Exhibition view, <em>Room No. 13 + Associates,</em> photo: isabel wang pontoppidan
Exhibition view, Room No. 13 + Associates, photograph: isabel wang pontoppidan

An especially charming location spotlight was Room No. 13 + Associates, exhibited in lodge rooms in Resort Mariandl, exhibiting work by Julika Müller, Ludwig Menzel, Helmut Menzel, Bruna Hauert, and Moritz Ganzoni. Constructed within the early twentieth century, Resort Mariandl is protected with its aesthetics and supplies intact in all of their Belle Époque glory. Suppose stucco frills, worn-down herringbone parquet, vintage furnishings, and chandeliers in all places. Every of the 5 artists was allotted one room, by which they organized the presentation of their work amongst its furnishings, creating an otherworldly and unusual environment.

The outcome contained many shocking components: a head of lettuce within the sink, a dripping bathtub tub, stuffed sheep-headed creatures in matching tracksuit jackets within the mattress.

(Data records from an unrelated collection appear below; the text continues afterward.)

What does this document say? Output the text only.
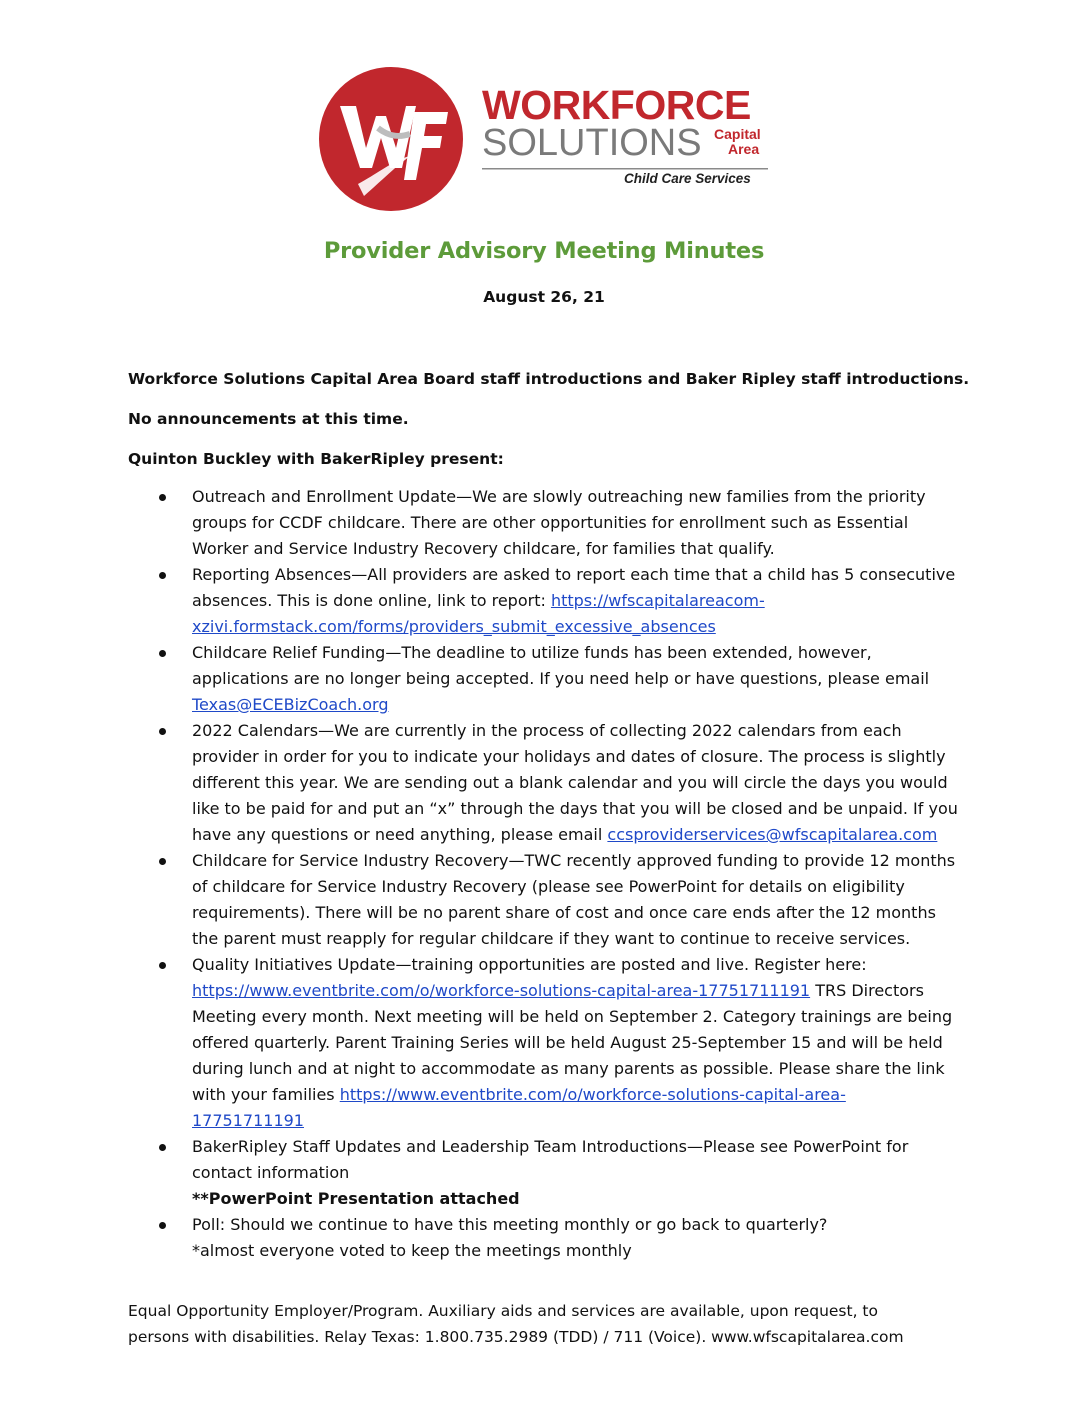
WORKFORCE
SOLUTIONS Capital
Area
Child Care Services
Provider Advisory Meeting Minutes
August 26, 21
Workforce Solutions Capital Area Board staff introductions and Baker Ripley staff introductions.
No announcements at this time.
Quinton Buckley with BakerRipley present:
Outreach and Enrollment Update—We are slowly outreaching new families from the priority
groups for CCDF childcare. There are other opportunities for enrollment such as Essential
Worker and Service Industry Recovery childcare, for families that qualify.
Reporting Absences—All providers are asked to report each time that a child has 5 consecutive
absences. This is done online, link to report: https://wfscapitalareacom-
xzivi.formstack.com/forms/providers_submit_excessive_absences
Childcare Relief Funding—The deadline to utilize funds has been extended, however,
applications are no longer being accepted. If you need help or have questions, please email
Texas@ECEBizCoach.org
2022 Calendars—We are currently in the process of collecting 2022 calendars from each
provider in order for you to indicate your holidays and dates of closure. The process is slightly
different this year. We are sending out a blank calendar and you will circle the days you would
like to be paid for and put an “x” through the days that you will be closed and be unpaid. If you
have any questions or need anything, please email ccsproviderservices@wfscapitalarea.com
Childcare for Service Industry Recovery—TWC recently approved funding to provide 12 months
of childcare for Service Industry Recovery (please see PowerPoint for details on eligibility
requirements). There will be no parent share of cost and once care ends after the 12 months
the parent must reapply for regular childcare if they want to continue to receive services.
Quality Initiatives Update—training opportunities are posted and live. Register here:
https://www.eventbrite.com/o/workforce-solutions-capital-area-17751711191 TRS Directors
Meeting every month. Next meeting will be held on September 2. Category trainings are being
offered quarterly. Parent Training Series will be held August 25-September 15 and will be held
during lunch and at night to accommodate as many parents as possible. Please share the link
with your families https://www.eventbrite.com/o/workforce-solutions-capital-area-
17751711191
BakerRipley Staff Updates and Leadership Team Introductions—Please see PowerPoint for
contact information
**PowerPoint Presentation attached
Poll: Should we continue to have this meeting monthly or go back to quarterly?
*almost everyone voted to keep the meetings monthly
Equal Opportunity Employer/Program. Auxiliary aids and services are available, upon request, to
persons with disabilities. Relay Texas: 1.800.735.2989 (TDD) / 711 (Voice). www.wfscapitalarea.com
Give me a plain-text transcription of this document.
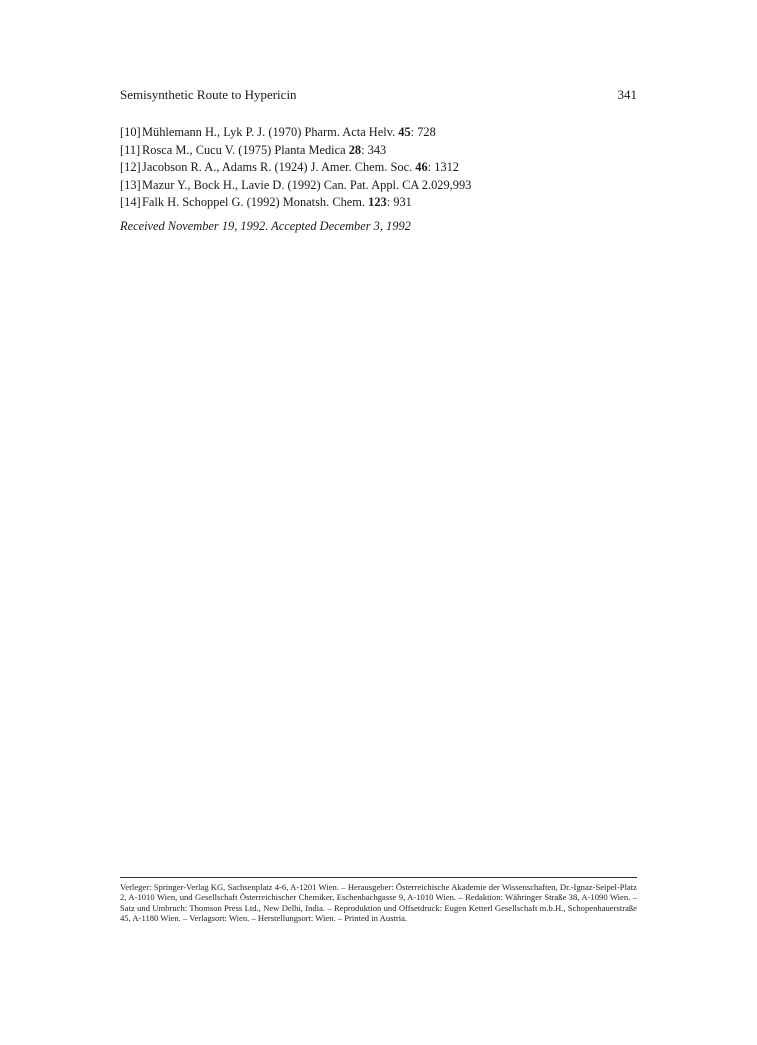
Semisynthetic Route to Hypericin	341
[10]Mühlemann H., Lyk P. J. (1970) Pharm. Acta Helv. 45: 728
[11] Rosca M., Cucu V. (1975) Planta Medica 28: 343
[12]Jacobson R. A., Adams R. (1924) J. Amer. Chem. Soc. 46: 1312
[13]Mazur Y., Bock H., Lavie D. (1992) Can. Pat. Appl. CA 2.029,993
[14]Falk H. Schoppel G. (1992) Monatsh. Chem. 123: 931
Received November 19, 1992. Accepted December 3, 1992
Verleger: Springer-Verlag KG, Sachsenplatz 4-6, A-1201 Wien. – Herausgeber: Österreichische Akademie der Wissenschaften, Dr.-Ignaz-Seipel-Platz 2, A-1010 Wien, und Gesellschaft Österreichischer Chemiker, Eschenbachgasse 9, A-1010 Wien. – Redaktion: Währinger Straße 38, A-1090 Wien. – Satz und Umbruch: Thomson Press Ltd., New Delhi, India. – Reproduktion und Offsetdruck: Eugen Ketterl Gesellschaft m.b.H., Schopenhauerstraße 45, A-1180 Wien. – Verlagsort: Wien. – Herstellungsort: Wien. – Printed in Austria.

There was jewellery mendacity on beds, sitting in cupcake liners on a tray, hanging from chandeliers, draped throughout an vintage towel rack, and soaking within the tub. Sure preparations gave them a shocking anthropomorphic high quality, as if the jewellery itself had turn out to be the lodge visitor. The artists weren’t simply utilizing the rooms as exhibition areas, but in addition staying in them all through the week. At night time, they’d take down their work and crawl into the beds, solely to rise up the subsequent day and rearrange the whole lot. Actually a phenomenon that feels distinctive to MJW.

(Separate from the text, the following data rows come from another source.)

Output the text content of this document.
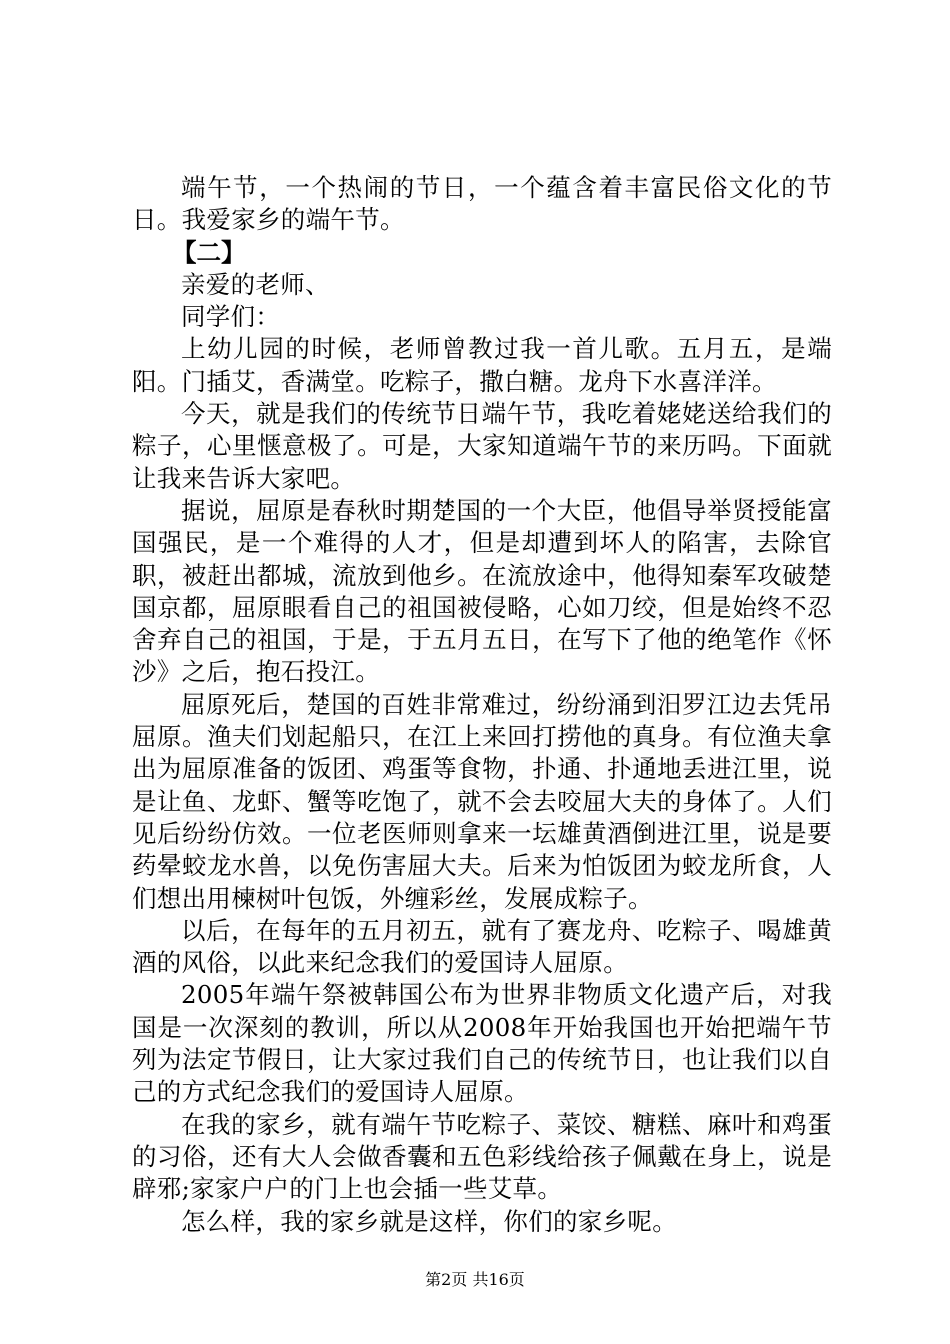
端午节，一个热闹的节日，一个蕴含着丰富民俗文化的节日。我爱家乡的端午节。

【二】

亲爱的老师、

同学们：

上幼儿园的时候，老师曾教过我一首儿歌。五月五，是端阳。门插艾，香满堂。吃粽子，撒白糖。龙舟下水喜洋洋。

今天，就是我们的传统节日端午节，我吃着姥姥送给我们的粽子，心里惬意极了。可是，大家知道端午节的来历吗。下面就让我来告诉大家吧。

据说，屈原是春秋时期楚国的一个大臣，他倡导举贤授能富国强民，是一个难得的人才，但是却遭到坏人的陷害，去除官职，被赶出都城，流放到他乡。在流放途中，他得知秦军攻破楚国京都，屈原眼看自己的祖国被侵略，心如刀绞，但是始终不忍舍弃自己的祖国，于是，于五月五日，在写下了他的绝笔作《怀沙》之后，抱石投江。

屈原死后，楚国的百姓非常难过，纷纷涌到汨罗江边去凭吊屈原。渔夫们划起船只，在江上来回打捞他的真身。有位渔夫拿出为屈原准备的饭团、鸡蛋等食物，扑通、扑通地丢进江里，说是让鱼、龙虾、蟹等吃饱了，就不会去咬屈大夫的身体了。人们见后纷纷仿效。一位老医师则拿来一坛雄黄酒倒进江里，说是要药晕蛟龙水兽，以免伤害屈大夫。后来为怕饭团为蛟龙所食，人们想出用楝树叶包饭，外缠彩丝，发展成粽子。

以后，在每年的五月初五，就有了赛龙舟、吃粽子、喝雄黄酒的风俗，以此来纪念我们的爱国诗人屈原。

2005年端午祭被韩国公布为世界非物质文化遗产后，对我国是一次深刻的教训，所以从2008年开始我国也开始把端午节列为法定节假日，让大家过我们自己的传统节日，也让我们以自己的方式纪念我们的爱国诗人屈原。

在我的家乡，就有端午节吃粽子、菜饺、糖糕、麻叶和鸡蛋的习俗，还有大人会做香囊和五色彩线给孩子佩戴在身上，说是辟邪;家家户户的门上也会插一些艾草。

怎么样，我的家乡就是这样，你们的家乡呢。

第2页 共16页
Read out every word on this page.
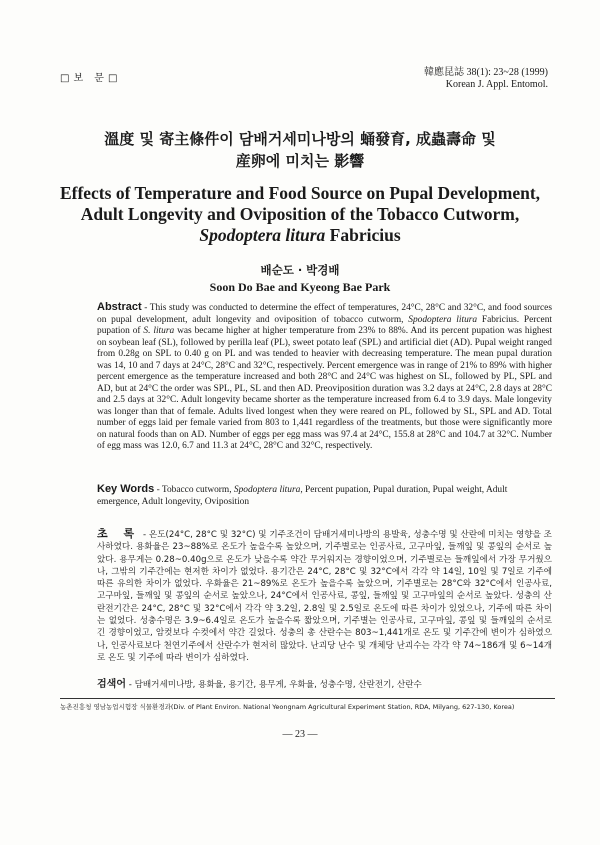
□보 문□
韓應昆誌 38(1): 23~28 (1999)
Korean J. Appl. Entomol.
溫度 및 寄主條件이 담배거세미나방의 蛹發育, 成蟲壽命 및
産卵에 미치는 影響
Effects of Temperature and Food Source on Pupal Development,
Adult Longevity and Oviposition of the Tobacco Cutworm,
Spodoptera litura Fabricius
배순도 · 박경배
Soon Do Bae and Kyeong Bae Park
Abstract - This study was conducted to determine the effect of temperatures, 24°C, 28°C and 32°C, and food sources on pupal development, adult longevity and oviposition of tobacco cutworm, Spodoptera litura Fabricius. Percent pupation of S. litura was became higher at higher temperature from 23% to 88%. And its percent pupation was highest on soybean leaf (SL), followed by perilla leaf (PL), sweet potato leaf (SPL) and artificial diet (AD). Pupal weight ranged from 0.28g on SPL to 0.40 g on PL and was tended to heavier with decreasing temperature. The mean pupal duration was 14, 10 and 7 days at 24°C, 28°C and 32°C, respectively. Percent emergence was in range of 21% to 89% with higher percent emergence as the temperature increased and both 28°C and 24°C was highest on SL, followed by PL, SPL and AD, but at 24°C the order was SPL, PL, SL and then AD. Preoviposition duration was 3.2 days at 24°C, 2.8 days at 28°C and 2.5 days at 32°C. Adult longevity became shorter as the temperature increased from 6.4 to 3.9 days. Male longevity was longer than that of female. Adults lived longest when they were reared on PL, followed by SL, SPL and AD. Total number of eggs laid per female varied from 803 to 1,441 regardless of the treatments, but those were significantly more on natural foods than on AD. Number of eggs per egg mass was 97.4 at 24°C, 155.8 at 28°C and 104.7 at 32°C. Number of egg mass was 12.0, 6.7 and 11.3 at 24°C, 28°C and 32°C, respectively.
Key Words - Tobacco cutworm, Spodoptera litura, Percent pupation, Pupal duration, Pupal weight, Adult emergence, Adult longevity, Oviposition
초 록 - 온도(24°C, 28°C 및 32°C) 및 기주조건이 담배거세미나방의 용발육, 성충수명 및 산란에 미치는 영향을 조사하였다. 용화율은 23~88%로 온도가 높을수록 높았으며, 기주별로는 인공사료, 고구마잎, 들깨잎 및 콩잎의 순서로 높았다. 용무게는 0.28~0.40g으로 온도가 낮을수록 약간 무거워지는 경향이었으며, 기주별로는 들깨잎에서 가장 무거웠으나, 그밖의 기주간에는 현저한 차이가 없었다. 용기간은 24°C, 28°C 및 32°C에서 각각 약 14일, 10일 및 7일로 기주에 따른 유의한 차이가 없었다. 우화율은 21~89%로 온도가 높을수록 높았으며, 기주별로는 28°C와 32°C에서 인공사료, 고구마잎, 들깨잎 및 콩잎의 순서로 높았으나, 24°C에서 인공사료, 콩잎, 들깨잎 및 고구마잎의 순서로 높았다. 성충의 산란전기간은 24°C, 28°C 및 32°C에서 각각 약 3.2일, 2.8일 및 2.5일로 온도에 따른 차이가 있었으나, 기주에 따른 차이는 없었다. 성충수명은 3.9~6.4일로 온도가 높을수록 짧았으며, 기주별는 인공사료, 고구마잎, 콩잎 및 들깨잎의 순서로 긴 경향이었고, 암컷보다 수컷에서 약간 길었다. 성충의 총 산란수는 803~1,441개로 온도 및 기주간에 변이가 심하였으나, 인공사료보다 천연기주에서 산란수가 현저히 많았다. 난괴당 난수 및 개체당 난괴수는 각각 약 74~186개 및 6~14개로 온도 및 기주에 따라 변이가 심하였다.
검색어 - 담배거세미나방, 용화율, 용기간, 용무게, 우화율, 성충수명, 산란전기, 산란수
농촌진흥청 영남농업시험장 식물환경과(Div. of Plant Environ. National Yeongnam Agricultural Experiment Station, RDA, Milyang, 627-130, Korea)
— 23 —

Exhibition view, <em>truth.exe,</em> photo: isabel wang pontoppidan
Exhibition view, fact.exe, photograph: isabel wang pontoppidan

In Werkschau-Galerie für Objekte und Bilder, I discovered the exhibition fact.exe, curated by Raquel Bessudo and Letizia Maggio. A gaggle exhibition collating the work of eight jewelers, it confirmed the work displayed on tables amongst an array of laptops, manufacturers various. I spoke to the curators, and after listening patiently to their musings on fiction and post-truth, I lastly ventured to ask in regards to the laptops on show—what was their operate? The response was one thing alongside the traces of “.exe is a file extension utilized in computer systems … and fact is sort of a file: it may be opened, transferred, and it may be corrupted.” A salient reminder that jewelers aren’t exhibition designers or artwork historians. We’re all working with what we’ve acquired. ■

 

[1] An Anglo-German sculptor recognized for his modern works: https://en.wikipedia.org/wiki/Tony_Cragg.

[2] This Dutch time period has no direct English equal that captures its a number of meanings. It speaks to lived expertise and embodied data. A sort of deep, interior, knowledge that grows over time, by repeated and private encounter.

The opinions said right here don’t essentially specific these of AJF.